A day earlier, the AICPA submitted a comment letter to the IRS on the proposed regulations, and Karl’s testimony reiterated many of the points made in that letter.
Nonsigning staff of CPA firms. Karl noted the AICPA’s previously expressed concerns about the breadth of the program and its recommendation that the IRS limit the applicability of the preparer tax identification number (PTIN) requirement to signing preparers and exempt nonsigning staff supervised by federally authorized tax practitioners (that is, CPAs, attorneys or enrolled agents). He again urged the IRS to exempt the nonsigning staff of CPA firms from the testing and continuing education requirements, and he said he was encouraged by the IRS’ announcement that it was still considering exempting employees of certain professional firms that would fall under the IRC § 6109 definition of tax return preparer from the testing and continuing education requirements (IR-2010-99).
In his testimony, Karl asked the IRS to also exempt student interns from the return preparer registration program. The AICPA is concerned that subjecting student interns to the additional burdens and costs of the regime would do little to further the IRS’ stated goals while deterring interest in tax accounting internships.
Continuing education. The proposed regulations would require continuing education courses to be approved by the IRS Office of Professional Responsibility.

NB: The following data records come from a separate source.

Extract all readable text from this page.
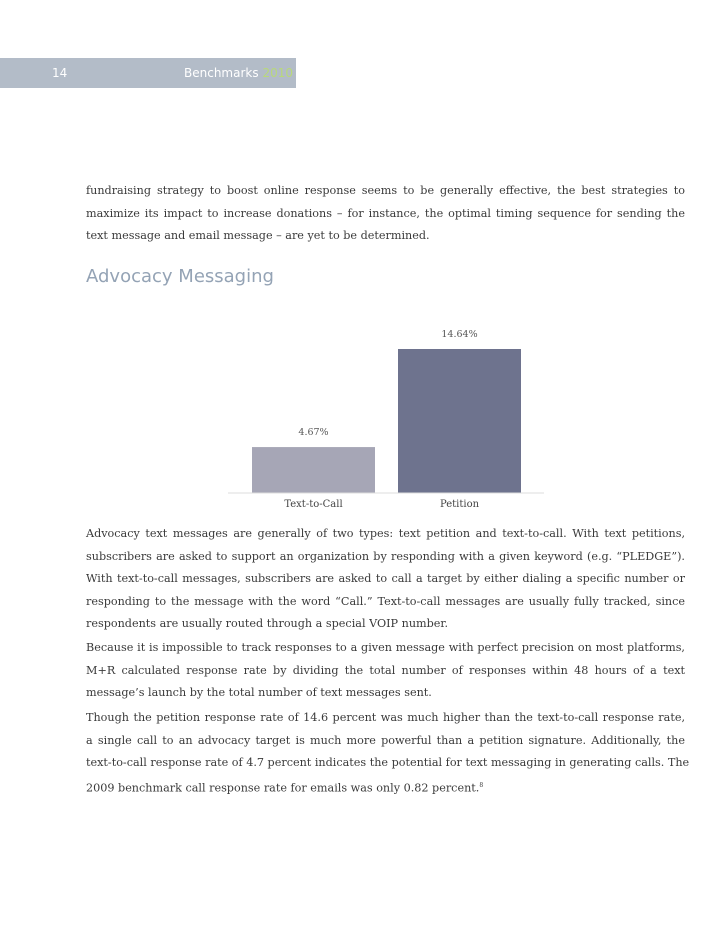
14	Benchmarks 2010

fundraising strategy to boost online response seems to be generally effective, the best strategies to
maximize its impact to increase donations – for instance, the optimal timing sequence for sending the
text message and email message – are yet to be determined.

Advocacy Messaging
4.67%
Text-to-Call
14.64%
Petition

Advocacy text messages are generally of two types: text petition and text-to-call. With text petitions,
subscribers are asked to support an organization by responding with a given keyword (e.g. “PLEDGE”).
With text-to-call messages, subscribers are asked to call a target by either dialing a specific number or
responding to the message with the word “Call.” Text-to-call messages are usually fully tracked, since
respondents are usually routed through a special VOIP number.

Because it is impossible to track responses to a given message with perfect precision on most platforms,
M+R calculated response rate by dividing the total number of responses within 48 hours of a text
message’s launch by the total number of text messages sent.

Though the petition response rate of 14.6 percent was much higher than the text-to-call response rate,
a single call to an advocacy target is much more powerful than a petition signature. Additionally, the
text-to-call response rate of 4.7 percent indicates the potential for text messaging in generating calls. The
2009 benchmark call response rate for emails was only 0.82 percent.$^8$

Karl expressed concerns about the volume of continuing education courses that will require IRS approval and how timely the approval process will be. The AICPA recommends that courses offered by continuing education providers that are recognized for continuing education purposes by the licensing body of any state or are on the NASBA Registry of CPE Sponsors be exempt from the approval process.
Testing. The proposed regulations sought comment on whether a tax return preparer who solely prepares tax returns other than Form 1040 series returns should be permitted to prepare those other tax returns without successfully completing any examination. Karl repeated the AICPA’s recommendation that the IRS should delay implementation of the testing regime and should first evaluate whether the use of PTINs and extension of Circular 230 to all practitioners, combined with IRS tracking initiatives, is sufficient to address unethical and incompetent tax return preparation. Notwithstanding the AICPA’s overall concerns with an examination process, he indicated support for an exemption from competency testing for those tax return preparers who solely prepare returns other than Form 1040 series returns.

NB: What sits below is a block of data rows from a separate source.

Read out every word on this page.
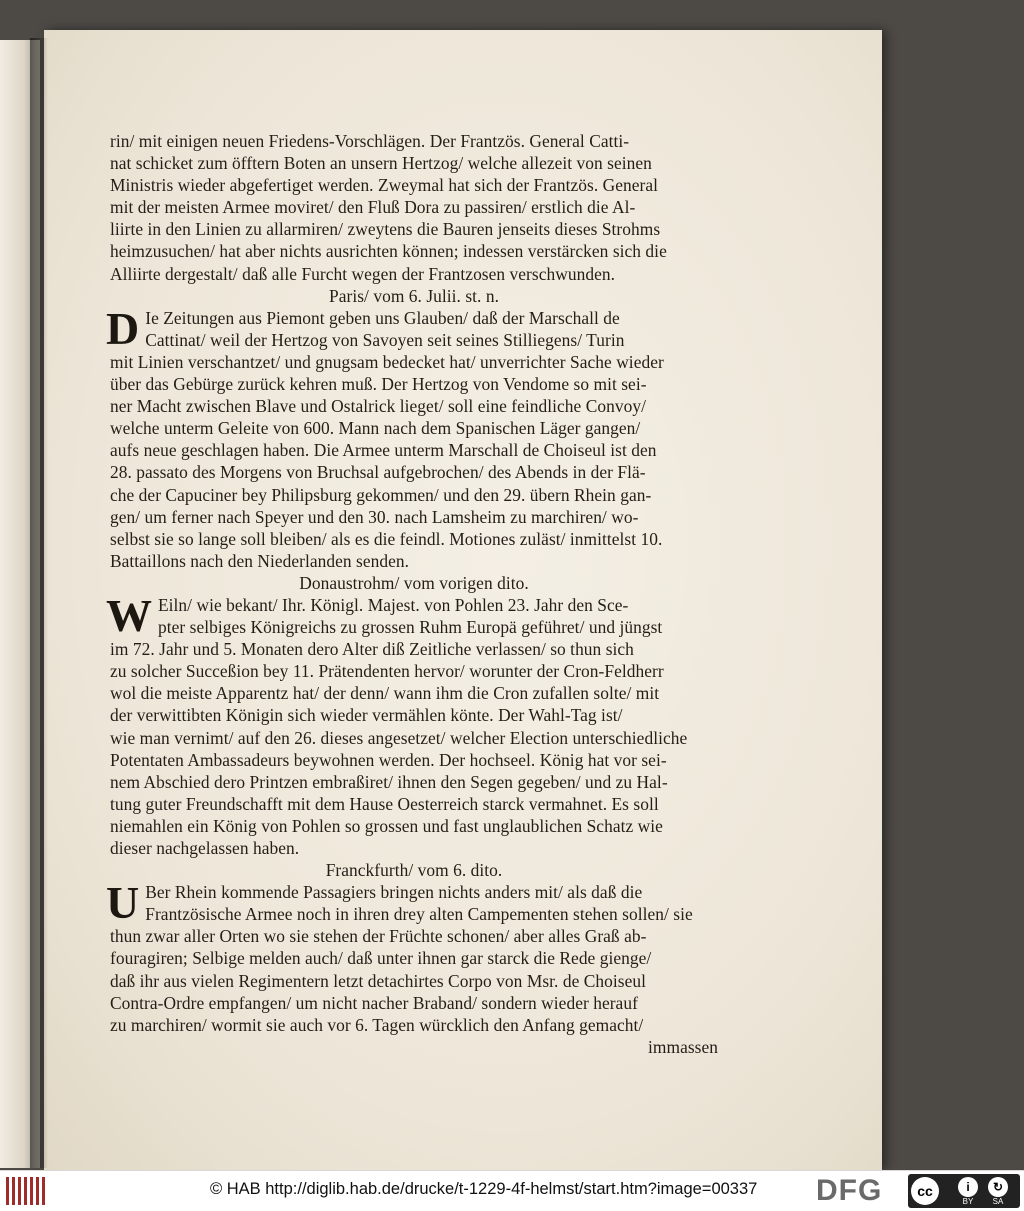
rin/ mit einigen neuen Friedens-Vorschlägen. Der Frantzös. General Catti-
nat schicket zum öfftern Boten an unsern Hertzog/ welche allezeit von seinen
Ministris wieder abgefertiget werden. Zweymal hat sich der Frantzös. General
mit der meisten Armee moviret/ den Fluß Dora zu passiren/ erstlich die Al-
liirte in den Linien zu allarmiren/ zweytens die Bauren jenseits dieses Strohms
heimzusuchen/ hat aber nichts ausrichten können; indessen verstärcken sich die
Alliirte dergestalt/ daß alle Furcht wegen der Frantzosen verschwunden.
Paris/ vom 6. Julii. st. n.
D Ie Zeitungen aus Piemont geben uns Glauben/ daß der Marschall de
Cattinat/ weil der Hertzog von Savoyen seit seines Stilliegens/ Turin
mit Linien verschantzet/ und gnugsam bedecket hat/ unverrichter Sache wieder
über das Gebürge zurück kehren muß. Der Hertzog von Vendome so mit sei-
ner Macht zwischen Blave und Ostalrick lieget/ soll eine feindliche Convoy/
welche unterm Geleite von 600. Mann nach dem Spanischen Läger gangen/
aufs neue geschlagen haben. Die Armee unterm Marschall de Choiseul ist den
28. passato des Morgens von Bruchsal aufgebrochen/ des Abends in der Flä-
che der Capuciner bey Philipsburg gekommen/ und den 29. übern Rhein gan-
gen/ um ferner nach Speyer und den 30. nach Lamsheim zu marchiren/ wo-
selbst sie so lange soll bleiben/ als es die feindl. Motiones zuläst/ inmittelst 10.
Battaillons nach den Niederlanden senden.
Donaustrohm/ vom vorigen dito.
W Eiln/ wie bekant/ Ihr. Königl. Majest. von Pohlen 23. Jahr den Sce-
pter selbiges Königreichs zu grossen Ruhm Europä geführet/ und jüngst
im 72. Jahr und 5. Monaten dero Alter diß Zeitliche verlassen/ so thun sich
zu solcher Succeßion bey 11. Prätendenten hervor/ worunter der Cron-Feldherr
wol die meiste Apparentz hat/ der denn/ wann ihm die Cron zufallen solte/ mit
der verwittibten Königin sich wieder vermählen könte. Der Wahl-Tag ist/
wie man vernimt/ auf den 26. dieses angesetzet/ welcher Election unterschiedliche
Potentaten Ambassadeurs beywohnen werden. Der hochseel. König hat vor sei-
nem Abschied dero Printzen embraßiret/ ihnen den Segen gegeben/ und zu Hal-
tung guter Freundschafft mit dem Hause Oesterreich starck vermahnet. Es soll
niemahlen ein König von Pohlen so grossen und fast unglaublichen Schatz wie
dieser nachgelassen haben.
Franckfurth/ vom 6. dito.
U Ber Rhein kommende Passagiers bringen nichts anders mit/ als daß die
Frantzösische Armee noch in ihren drey alten Campementen stehen sollen/ sie
thun zwar aller Orten wo sie stehen der Früchte schonen/ aber alles Graß ab-
fouragiren; Selbige melden auch/ daß unter ihnen gar starck die Rede gienge/
daß ihr aus vielen Regimentern letzt detachirtes Corpo von Msr. de Choiseul
Contra-Ordre empfangen/ um nicht nacher Braband/ sondern wieder herauf
zu marchiren/ wormit sie auch vor 6. Tagen würcklich den Anfang gemacht/
immassen
© HAB http://diglib.hab.de/drucke/t-1229-4f-helmst/start.htm?image=00337 DFG	cc	i	↻
BY	SA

“Registered Tax Return Preparer.” Karl also reiterated the AICPA’s position that the term “registered tax return preparer,” which the IRS is using to describe the category of return preparers who are not CPAs, attorneys or enrolled agents, could mislead the public because the word “registered” implies a higher level of professional capability and education. The AICPA believes the term “authorized return preparer” would be more appropriate.

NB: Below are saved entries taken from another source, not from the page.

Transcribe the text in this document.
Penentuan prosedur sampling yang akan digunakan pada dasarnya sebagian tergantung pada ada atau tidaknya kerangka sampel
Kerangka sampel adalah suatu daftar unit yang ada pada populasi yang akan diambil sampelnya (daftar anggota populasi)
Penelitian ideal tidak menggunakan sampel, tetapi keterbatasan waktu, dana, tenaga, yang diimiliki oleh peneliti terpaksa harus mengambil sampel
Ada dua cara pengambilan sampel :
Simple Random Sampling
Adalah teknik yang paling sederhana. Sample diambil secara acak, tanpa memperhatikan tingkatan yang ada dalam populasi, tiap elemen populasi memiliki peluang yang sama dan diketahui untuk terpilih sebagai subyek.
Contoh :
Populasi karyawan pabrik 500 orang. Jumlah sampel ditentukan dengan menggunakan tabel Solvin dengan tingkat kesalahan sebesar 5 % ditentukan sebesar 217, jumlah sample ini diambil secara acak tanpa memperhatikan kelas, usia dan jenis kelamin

Other issues. Karl raised concerns about several other aspects of the proposed regulations, including:
- Inconsistencies in the definition of reckless behavior and gross incompetence in different sections of Circular 230;
- The need for a clearly defined objective test for determining what is a tax shelter; and
- The proposed expansion of the requirement that firms have adequate procedures in place to ensure compliance with Circular 230.
Finally, Karl asked that the proposed effective date of the proposed changes to firm compliance procedure requirements be pushed back—from 60 days after the regulations become final to six months after they become final—to give firms time to digest the new requirements and establish firm training and procedures to comply with them.